Dr Gardner has raised more than £90,000 through crowdfunding to help pay for the action.

She said: "I am delighted that the High Court granted permission today for my case to proceed to a full trial.

"Despite the Government strongly resisting the case Mr Justice Linden found that it was arguable that they had acted unlawfully over the way they have acted towards vulnerable care home residents during the pandemic.

"Matt Hancock has repeatedly stated that the government cast a protective ring around care homes right from the start.

"I believe that this is not true and that many elderly and vulnerable people lost their lives unnecessarily.

"The Government continues to fail to take responsibility for these catastrophic failures.

"It is my hope that the government will finally be held to account when this case is heard at a full trial next year.

"I wish to thank all the people who have so generously given to the case.

"We need to continue to fund raise so that we can get to trial. It is vital that the disastrous errors that have taken place do not happen again."

The Government denies acting illegally over care homes in England, where more than 15,000 people have died with confirmed or suspected Covid-19.

But the Equalities and Human Rights Commission said the case 'raises potentially important issues of public interest and concern as to the way in which the rights of care home residents have been and will be protected during the current coronavirus pandemic'.

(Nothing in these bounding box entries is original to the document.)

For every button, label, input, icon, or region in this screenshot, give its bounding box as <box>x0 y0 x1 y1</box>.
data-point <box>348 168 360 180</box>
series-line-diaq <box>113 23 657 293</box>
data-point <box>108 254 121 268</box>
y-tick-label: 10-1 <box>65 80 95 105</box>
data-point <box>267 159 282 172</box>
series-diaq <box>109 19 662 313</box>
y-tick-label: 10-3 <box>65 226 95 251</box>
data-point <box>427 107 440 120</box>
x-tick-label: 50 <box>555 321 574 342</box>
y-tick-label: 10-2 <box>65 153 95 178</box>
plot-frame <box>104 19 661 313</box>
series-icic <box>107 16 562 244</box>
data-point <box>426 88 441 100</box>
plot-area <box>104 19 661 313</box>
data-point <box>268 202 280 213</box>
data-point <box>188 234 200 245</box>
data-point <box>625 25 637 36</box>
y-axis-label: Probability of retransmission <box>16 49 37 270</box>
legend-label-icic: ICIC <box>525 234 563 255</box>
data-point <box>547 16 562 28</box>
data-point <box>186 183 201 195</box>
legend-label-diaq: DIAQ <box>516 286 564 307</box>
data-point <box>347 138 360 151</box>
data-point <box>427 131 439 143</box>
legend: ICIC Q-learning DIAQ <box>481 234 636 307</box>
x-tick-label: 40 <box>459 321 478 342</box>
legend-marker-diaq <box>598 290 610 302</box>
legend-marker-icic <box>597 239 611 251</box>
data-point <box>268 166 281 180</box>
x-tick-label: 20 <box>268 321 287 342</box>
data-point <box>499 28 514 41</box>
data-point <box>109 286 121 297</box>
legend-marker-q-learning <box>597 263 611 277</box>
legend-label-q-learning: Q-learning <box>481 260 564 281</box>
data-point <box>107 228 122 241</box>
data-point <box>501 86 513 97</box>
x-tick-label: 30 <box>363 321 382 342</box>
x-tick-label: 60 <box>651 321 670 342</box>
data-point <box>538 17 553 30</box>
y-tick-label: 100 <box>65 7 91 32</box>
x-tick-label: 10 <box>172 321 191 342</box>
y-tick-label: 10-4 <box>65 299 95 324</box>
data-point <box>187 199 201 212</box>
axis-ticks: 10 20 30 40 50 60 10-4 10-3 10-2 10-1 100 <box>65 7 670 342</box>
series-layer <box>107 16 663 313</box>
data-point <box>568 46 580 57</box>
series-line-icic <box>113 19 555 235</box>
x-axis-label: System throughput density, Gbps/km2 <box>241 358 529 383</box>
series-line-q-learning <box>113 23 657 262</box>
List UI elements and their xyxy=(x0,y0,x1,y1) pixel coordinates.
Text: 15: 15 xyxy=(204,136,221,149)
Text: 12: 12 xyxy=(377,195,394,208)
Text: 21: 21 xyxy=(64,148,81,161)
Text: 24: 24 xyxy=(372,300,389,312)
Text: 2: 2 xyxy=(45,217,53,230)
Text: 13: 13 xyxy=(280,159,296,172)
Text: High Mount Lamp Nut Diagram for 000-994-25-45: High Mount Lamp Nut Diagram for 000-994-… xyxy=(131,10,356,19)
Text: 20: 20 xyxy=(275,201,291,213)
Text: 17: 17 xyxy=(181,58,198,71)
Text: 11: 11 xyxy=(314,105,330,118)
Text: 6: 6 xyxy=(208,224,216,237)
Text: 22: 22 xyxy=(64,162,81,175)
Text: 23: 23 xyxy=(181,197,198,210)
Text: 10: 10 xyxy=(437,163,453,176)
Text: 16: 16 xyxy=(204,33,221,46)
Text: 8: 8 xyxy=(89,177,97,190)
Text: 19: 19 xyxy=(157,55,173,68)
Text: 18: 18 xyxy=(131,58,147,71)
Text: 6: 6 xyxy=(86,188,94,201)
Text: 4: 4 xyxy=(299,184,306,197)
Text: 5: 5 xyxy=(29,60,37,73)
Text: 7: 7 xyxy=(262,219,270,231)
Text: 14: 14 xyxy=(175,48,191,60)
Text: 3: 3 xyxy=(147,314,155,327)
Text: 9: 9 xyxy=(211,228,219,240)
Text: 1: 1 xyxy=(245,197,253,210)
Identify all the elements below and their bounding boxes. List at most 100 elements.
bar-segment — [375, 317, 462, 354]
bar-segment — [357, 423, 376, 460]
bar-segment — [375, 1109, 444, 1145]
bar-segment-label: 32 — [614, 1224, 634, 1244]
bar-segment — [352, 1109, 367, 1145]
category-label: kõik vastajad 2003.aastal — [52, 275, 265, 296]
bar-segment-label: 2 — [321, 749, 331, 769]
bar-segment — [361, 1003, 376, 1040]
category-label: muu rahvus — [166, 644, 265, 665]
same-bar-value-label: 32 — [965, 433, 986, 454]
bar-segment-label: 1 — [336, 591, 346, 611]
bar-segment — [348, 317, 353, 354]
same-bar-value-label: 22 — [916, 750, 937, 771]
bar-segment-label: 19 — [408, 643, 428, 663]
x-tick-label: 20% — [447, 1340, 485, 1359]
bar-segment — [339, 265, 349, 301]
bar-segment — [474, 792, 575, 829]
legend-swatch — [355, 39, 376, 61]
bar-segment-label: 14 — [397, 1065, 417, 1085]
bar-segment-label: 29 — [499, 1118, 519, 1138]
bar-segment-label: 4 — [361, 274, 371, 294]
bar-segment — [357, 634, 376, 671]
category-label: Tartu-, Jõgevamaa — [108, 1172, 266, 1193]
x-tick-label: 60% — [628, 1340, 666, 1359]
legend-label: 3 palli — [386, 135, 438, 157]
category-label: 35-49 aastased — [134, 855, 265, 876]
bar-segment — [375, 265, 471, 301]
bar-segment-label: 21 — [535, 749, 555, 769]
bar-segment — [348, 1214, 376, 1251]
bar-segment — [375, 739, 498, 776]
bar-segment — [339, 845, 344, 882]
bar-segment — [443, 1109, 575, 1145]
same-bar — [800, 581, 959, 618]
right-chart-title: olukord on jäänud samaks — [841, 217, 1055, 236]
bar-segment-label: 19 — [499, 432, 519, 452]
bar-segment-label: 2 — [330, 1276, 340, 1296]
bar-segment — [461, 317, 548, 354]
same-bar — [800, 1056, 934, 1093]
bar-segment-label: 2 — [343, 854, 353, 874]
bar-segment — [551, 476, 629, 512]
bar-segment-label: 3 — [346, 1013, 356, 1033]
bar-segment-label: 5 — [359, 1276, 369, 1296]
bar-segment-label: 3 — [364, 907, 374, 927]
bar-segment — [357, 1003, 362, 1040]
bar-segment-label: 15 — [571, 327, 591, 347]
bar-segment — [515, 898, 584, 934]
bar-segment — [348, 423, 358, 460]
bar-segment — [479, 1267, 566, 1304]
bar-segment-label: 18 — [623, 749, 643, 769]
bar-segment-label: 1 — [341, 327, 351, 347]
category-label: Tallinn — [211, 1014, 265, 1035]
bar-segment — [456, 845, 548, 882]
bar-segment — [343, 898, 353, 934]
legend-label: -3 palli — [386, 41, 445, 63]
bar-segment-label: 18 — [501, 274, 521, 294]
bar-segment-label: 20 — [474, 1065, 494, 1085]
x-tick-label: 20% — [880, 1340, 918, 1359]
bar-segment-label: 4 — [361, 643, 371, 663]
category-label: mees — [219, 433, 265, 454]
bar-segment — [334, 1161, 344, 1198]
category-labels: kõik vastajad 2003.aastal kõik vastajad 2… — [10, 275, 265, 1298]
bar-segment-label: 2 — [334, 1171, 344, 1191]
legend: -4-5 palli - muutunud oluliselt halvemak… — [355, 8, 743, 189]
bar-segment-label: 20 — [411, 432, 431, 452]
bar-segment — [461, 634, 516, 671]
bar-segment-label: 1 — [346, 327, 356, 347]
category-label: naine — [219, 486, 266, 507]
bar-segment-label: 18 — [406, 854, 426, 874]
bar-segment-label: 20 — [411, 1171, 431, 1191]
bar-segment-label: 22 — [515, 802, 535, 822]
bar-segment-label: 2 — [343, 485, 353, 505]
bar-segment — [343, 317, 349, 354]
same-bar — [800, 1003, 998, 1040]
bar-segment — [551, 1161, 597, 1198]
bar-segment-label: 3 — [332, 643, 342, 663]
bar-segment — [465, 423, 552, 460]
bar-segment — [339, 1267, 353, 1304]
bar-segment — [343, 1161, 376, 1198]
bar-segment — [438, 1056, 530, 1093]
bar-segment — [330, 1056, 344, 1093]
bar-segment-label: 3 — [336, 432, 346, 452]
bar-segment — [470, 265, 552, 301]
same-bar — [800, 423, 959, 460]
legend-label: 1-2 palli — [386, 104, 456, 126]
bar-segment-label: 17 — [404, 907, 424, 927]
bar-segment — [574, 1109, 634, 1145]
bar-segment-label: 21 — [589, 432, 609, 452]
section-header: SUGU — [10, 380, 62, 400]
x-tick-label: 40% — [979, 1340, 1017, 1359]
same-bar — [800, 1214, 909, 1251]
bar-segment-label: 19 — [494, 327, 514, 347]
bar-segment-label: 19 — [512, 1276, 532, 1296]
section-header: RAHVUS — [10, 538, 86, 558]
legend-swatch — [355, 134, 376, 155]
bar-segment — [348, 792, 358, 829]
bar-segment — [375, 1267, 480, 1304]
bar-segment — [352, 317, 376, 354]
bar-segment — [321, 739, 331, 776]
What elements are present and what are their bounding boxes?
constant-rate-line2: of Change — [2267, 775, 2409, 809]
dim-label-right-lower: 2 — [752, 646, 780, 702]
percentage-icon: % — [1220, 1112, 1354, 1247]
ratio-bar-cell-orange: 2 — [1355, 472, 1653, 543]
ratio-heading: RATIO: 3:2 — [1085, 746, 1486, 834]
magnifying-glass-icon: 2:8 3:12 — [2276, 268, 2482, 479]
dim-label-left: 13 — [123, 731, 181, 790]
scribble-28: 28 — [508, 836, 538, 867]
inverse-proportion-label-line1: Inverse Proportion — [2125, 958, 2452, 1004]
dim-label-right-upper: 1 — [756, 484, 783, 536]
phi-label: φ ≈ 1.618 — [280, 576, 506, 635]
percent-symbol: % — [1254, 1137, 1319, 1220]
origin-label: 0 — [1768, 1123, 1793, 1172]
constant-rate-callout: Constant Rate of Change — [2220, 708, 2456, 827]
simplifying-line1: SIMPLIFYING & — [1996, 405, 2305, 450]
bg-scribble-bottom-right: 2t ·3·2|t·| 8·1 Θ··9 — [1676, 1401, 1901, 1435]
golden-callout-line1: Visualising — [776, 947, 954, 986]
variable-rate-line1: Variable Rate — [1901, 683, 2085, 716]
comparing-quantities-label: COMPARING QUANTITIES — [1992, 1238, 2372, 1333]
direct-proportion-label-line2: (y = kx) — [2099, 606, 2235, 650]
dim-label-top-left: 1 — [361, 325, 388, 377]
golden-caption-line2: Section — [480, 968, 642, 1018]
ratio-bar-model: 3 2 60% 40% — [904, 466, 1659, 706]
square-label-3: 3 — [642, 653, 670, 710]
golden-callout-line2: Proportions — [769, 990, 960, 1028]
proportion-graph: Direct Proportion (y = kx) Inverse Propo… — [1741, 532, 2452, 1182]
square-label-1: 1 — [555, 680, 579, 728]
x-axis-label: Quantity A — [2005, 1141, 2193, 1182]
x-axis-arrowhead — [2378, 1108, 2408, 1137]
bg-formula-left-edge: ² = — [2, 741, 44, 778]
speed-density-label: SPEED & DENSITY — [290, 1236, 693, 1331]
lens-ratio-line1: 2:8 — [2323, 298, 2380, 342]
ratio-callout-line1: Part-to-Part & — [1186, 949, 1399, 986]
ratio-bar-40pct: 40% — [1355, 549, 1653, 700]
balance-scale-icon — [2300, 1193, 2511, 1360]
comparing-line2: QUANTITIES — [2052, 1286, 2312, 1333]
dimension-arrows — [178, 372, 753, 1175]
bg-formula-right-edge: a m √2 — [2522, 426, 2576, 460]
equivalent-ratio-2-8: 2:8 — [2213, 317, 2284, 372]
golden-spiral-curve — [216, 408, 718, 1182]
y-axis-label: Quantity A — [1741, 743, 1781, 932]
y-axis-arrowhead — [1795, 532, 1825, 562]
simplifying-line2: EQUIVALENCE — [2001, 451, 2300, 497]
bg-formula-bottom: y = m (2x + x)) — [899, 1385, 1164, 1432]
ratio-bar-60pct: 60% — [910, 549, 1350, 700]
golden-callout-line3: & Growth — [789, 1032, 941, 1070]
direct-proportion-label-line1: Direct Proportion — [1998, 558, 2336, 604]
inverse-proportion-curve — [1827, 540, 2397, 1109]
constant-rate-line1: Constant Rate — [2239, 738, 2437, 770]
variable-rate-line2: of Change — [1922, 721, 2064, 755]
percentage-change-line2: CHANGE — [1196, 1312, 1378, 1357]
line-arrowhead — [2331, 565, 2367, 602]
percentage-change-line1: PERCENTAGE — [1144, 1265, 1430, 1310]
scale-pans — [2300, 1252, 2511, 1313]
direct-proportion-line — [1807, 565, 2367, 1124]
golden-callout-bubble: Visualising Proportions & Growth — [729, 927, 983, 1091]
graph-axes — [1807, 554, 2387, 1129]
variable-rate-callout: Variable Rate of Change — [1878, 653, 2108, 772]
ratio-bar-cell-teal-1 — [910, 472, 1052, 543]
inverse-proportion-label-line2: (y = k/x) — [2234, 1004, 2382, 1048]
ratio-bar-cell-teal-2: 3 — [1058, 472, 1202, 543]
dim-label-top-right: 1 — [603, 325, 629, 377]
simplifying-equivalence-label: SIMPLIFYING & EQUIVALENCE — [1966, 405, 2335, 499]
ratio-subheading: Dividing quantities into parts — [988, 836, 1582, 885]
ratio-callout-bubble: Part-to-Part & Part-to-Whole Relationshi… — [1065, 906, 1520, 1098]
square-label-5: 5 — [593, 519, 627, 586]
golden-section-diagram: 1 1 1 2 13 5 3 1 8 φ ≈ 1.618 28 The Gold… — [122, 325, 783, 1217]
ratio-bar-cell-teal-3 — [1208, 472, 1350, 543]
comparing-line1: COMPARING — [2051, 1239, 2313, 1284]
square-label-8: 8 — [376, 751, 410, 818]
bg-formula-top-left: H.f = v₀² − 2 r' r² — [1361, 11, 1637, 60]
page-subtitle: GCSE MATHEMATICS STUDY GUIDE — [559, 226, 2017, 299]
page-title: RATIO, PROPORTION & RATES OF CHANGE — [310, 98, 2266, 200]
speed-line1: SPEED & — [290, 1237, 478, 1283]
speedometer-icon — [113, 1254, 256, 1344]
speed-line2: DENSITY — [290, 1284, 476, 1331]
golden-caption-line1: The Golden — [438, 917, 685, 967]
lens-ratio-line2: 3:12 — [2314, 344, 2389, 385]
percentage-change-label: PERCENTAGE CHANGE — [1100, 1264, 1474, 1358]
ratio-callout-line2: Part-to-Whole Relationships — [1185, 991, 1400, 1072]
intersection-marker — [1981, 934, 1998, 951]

The Government and NHS now have to file their detailed evidence by January 22, 2021. It is expected the trial will take place around April or May next year.

In a statement on her crowdfunding page, Dr Gardner added: "Despite the best efforts of the Government and NHS to get the case thrown out the judge ruled that we had an arguable case with reasonable prospects of success.

"The judge recognised the wider public interest in the case and that it affects the lives of many people who have lost loved ones in the pandemic.

"Simply put, he accepted that it is arguable that the Government unlawfully failed to protect the lives of care home residents...

"For the first time we will see what the Government’s reasoning was in making some of the disastrous decisions they took – for example the requirement to urgently discharge patients from hospital without COVID-19 tests in March this year.

"We need continue to raise funds to be able to hold the Government to account for the loss of so many lives.

"I am so grateful for your generosity that has helped us get to this highly significant moment. Please share this page and many thanks again for all your donations and kind comments of support."

The arguments filed by Dr Gardner claim the Government's decisions to prioritise NHS hospital capacity to deal with critically ill Covid-19 patients were 'disproportionate, discriminatory and irrational'.

She also alleges that the Government breached the NHS Act 2006, which obliges the health secretary to take steps to protect the public in England 'from disease or other dangers to health'.

The Government strongly denies the claims and says it took extensive steps to protect staff and residents in care homes. It denies breaching obligations under the European convention on human rights to manage risks posed by the virus to care home staff and residents.

It said the convention must not be used to enforce an 'impossible or disproportionate burden on the authorities'.